Cette vision, Fériel Fodil sait pouvoir la bâtir sur une localisation d’exception : AlUla, situé à seulement quelques encablures de l’antique cité nabatéenne d’Hegra qui fut développée par les fondateurs de Pétra trois siècles avant notre ère grâce à l’oasis providentielle d’AlUla qui leur permirent de tailler dans des pitons rocheux des dizaines de tombeaux rupestres aux façades monumentales. En 106 ap. J.-C., Trajan en fera l’un des confins de l’Empire romain… et pérennisera une cité à la jonction des routes commerciales des épices et de l’encens. Un carrefour que les Français et les Saoudiens espèrent désormais voir devenir celui du tourisme et de la culture.
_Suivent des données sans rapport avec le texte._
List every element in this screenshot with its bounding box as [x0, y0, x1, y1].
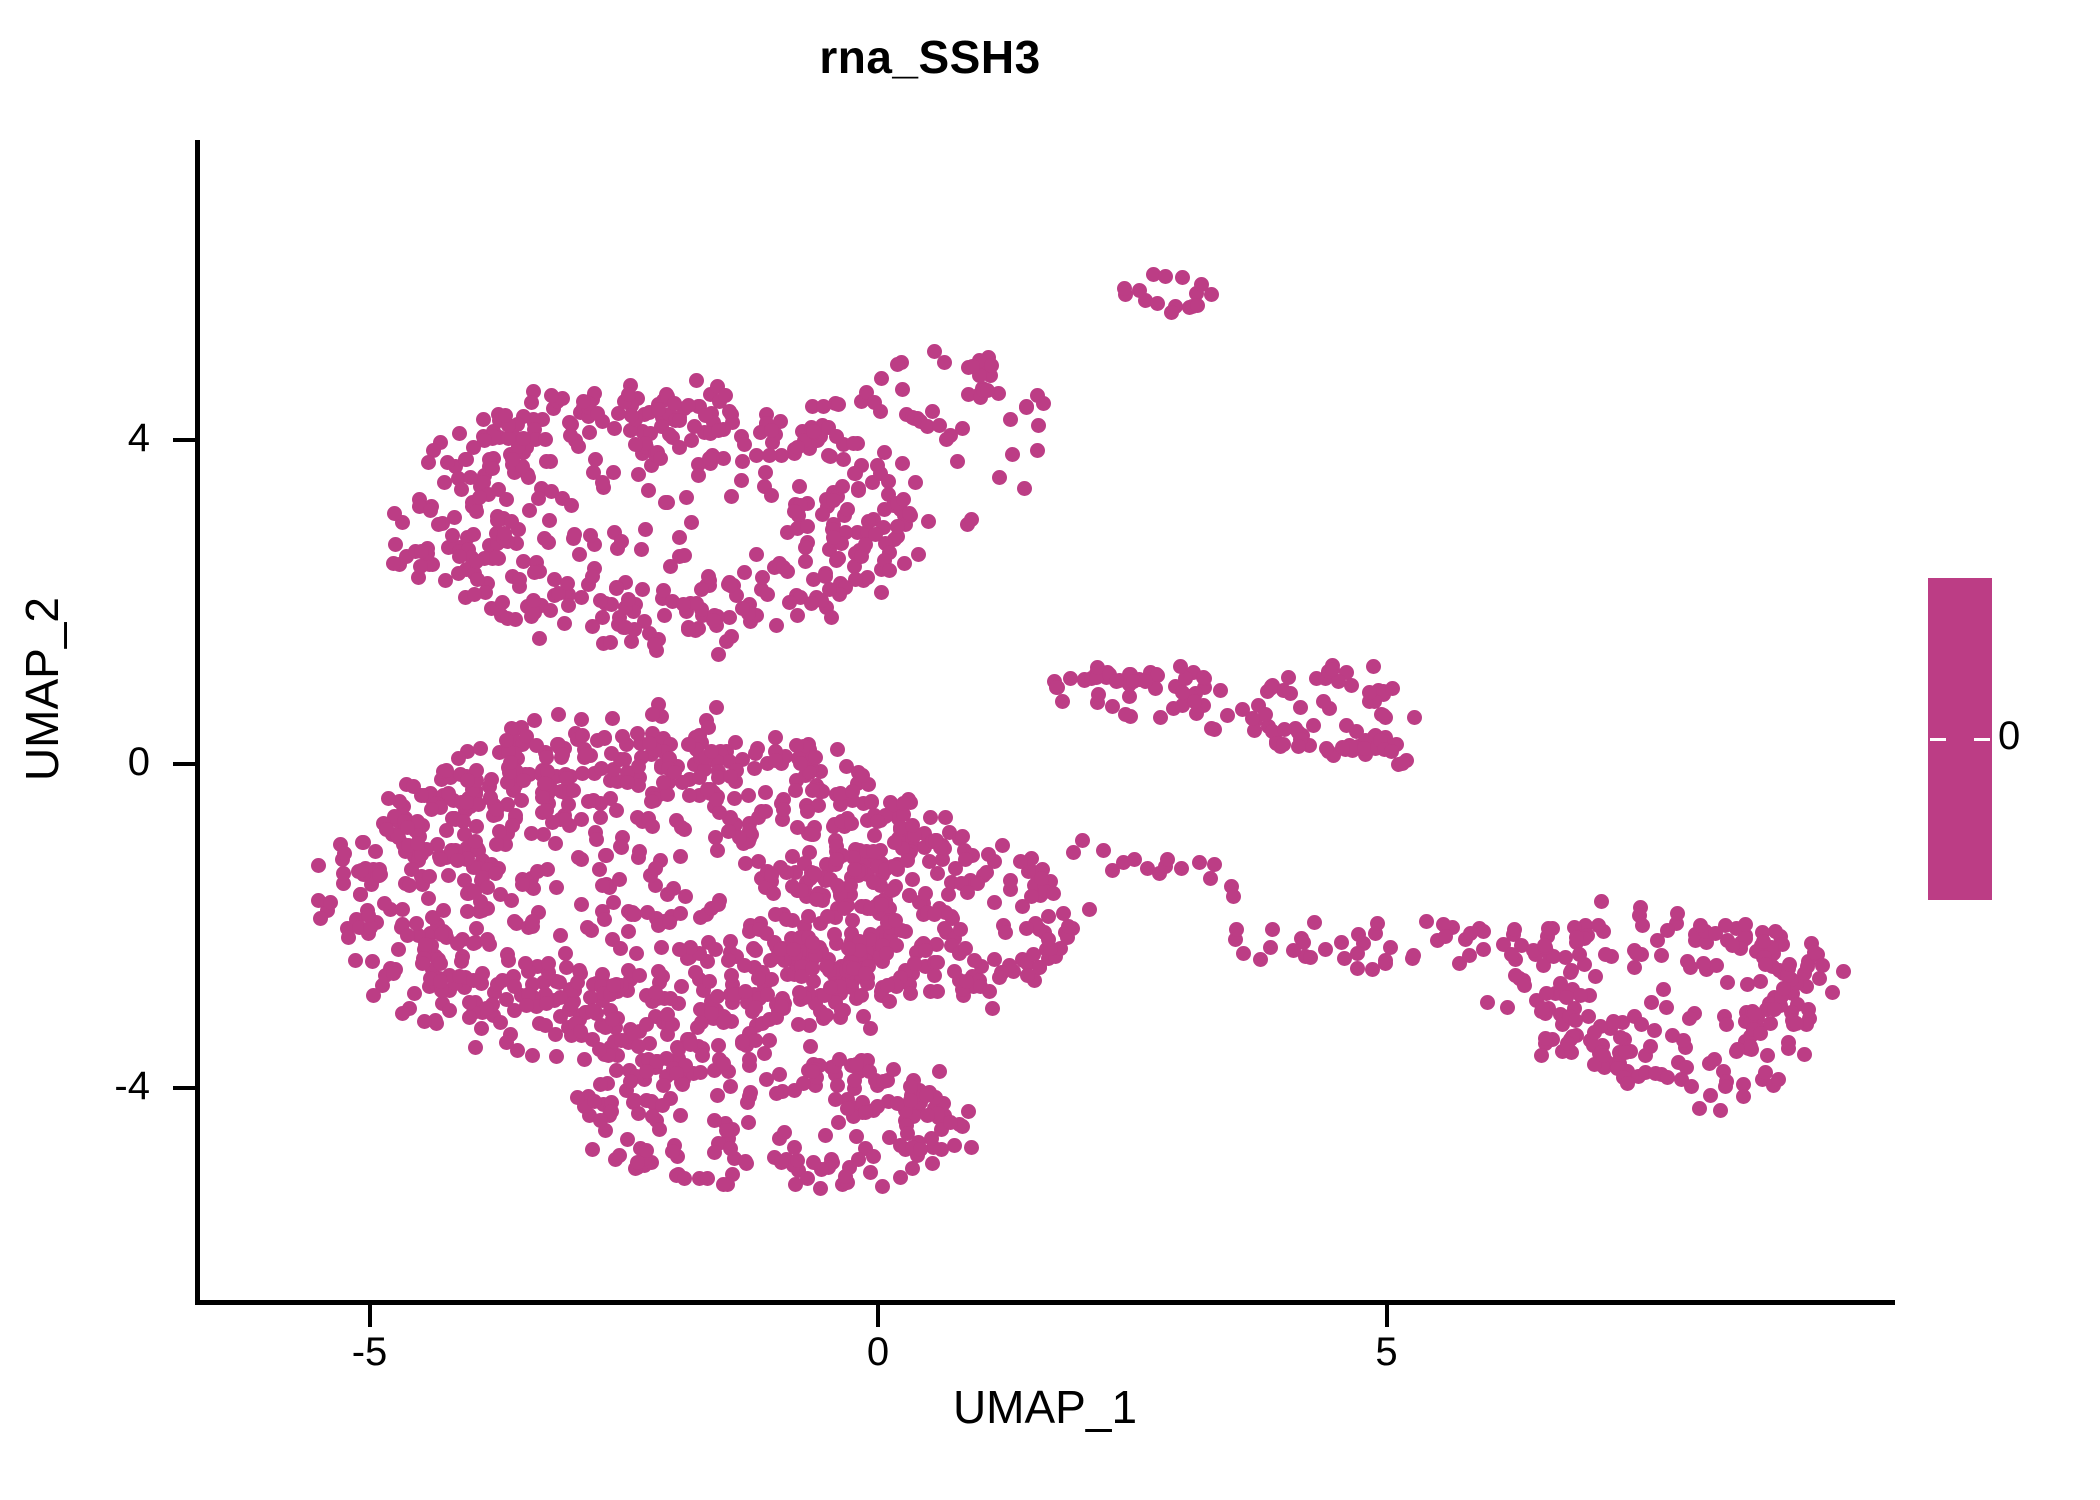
scatter-point	[543, 603, 558, 618]
y-tick-mark	[173, 762, 195, 766]
scatter-point	[682, 788, 697, 803]
scatter-point	[1627, 960, 1642, 975]
scatter-point	[538, 1018, 553, 1033]
scatter-point	[905, 872, 920, 887]
scatter-point	[672, 413, 687, 428]
scatter-point	[888, 860, 903, 875]
scatter-point	[450, 936, 465, 951]
scatter-point	[456, 814, 471, 829]
scatter-point	[774, 999, 789, 1014]
scatter-point	[1082, 902, 1097, 917]
scatter-point	[710, 989, 725, 1004]
scatter-point	[792, 479, 807, 494]
scatter-point	[1643, 1039, 1658, 1054]
scatter-point	[311, 858, 326, 873]
scatter-point	[539, 750, 554, 765]
scatter-point	[585, 619, 600, 634]
scatter-point	[593, 1077, 608, 1092]
scatter-point	[930, 984, 945, 999]
scatter-point	[395, 1006, 410, 1021]
chart-title: rna_SSH3	[0, 30, 1860, 84]
scatter-point	[579, 747, 594, 762]
scatter-point	[1263, 940, 1278, 955]
scatter-point	[469, 554, 484, 569]
scatter-point	[737, 437, 752, 452]
scatter-point	[452, 549, 467, 564]
scatter-point	[1362, 685, 1377, 700]
scatter-point	[881, 474, 896, 489]
scatter-point	[875, 1179, 890, 1194]
colorbar-legend[interactable]	[1928, 578, 1992, 900]
scatter-point	[927, 907, 942, 922]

Un lieu, donc, où tout est à (re)faire et où, comme Fériel Fodil l’a appris, tout commence par un dialogue ; « un dialogue entre la France et l’Arabie saoudite, entre le présent et le passé, entre l’oasis et l’urbain, entre les vallées et les montagnes, entre les artistes et les habitants, entre les habitants et les étrangers », souligne-t-elle avant d’ajouter que « le premier acte culturel de la Villa, c’est son architecture ». Dessinée par le cabinet français Lacaton & Vassal, l’institution en construction, qui accueillera dès 2026 un centre culturel ainsi que les programmes de résidence, se veut ouverte sur l’extérieur… énième manifestation de ce dialogue cher à Fériel Fodil, et qui trahit celui qu’elle semble entretenir depuis toujours en son for intérieur : savoir-faire.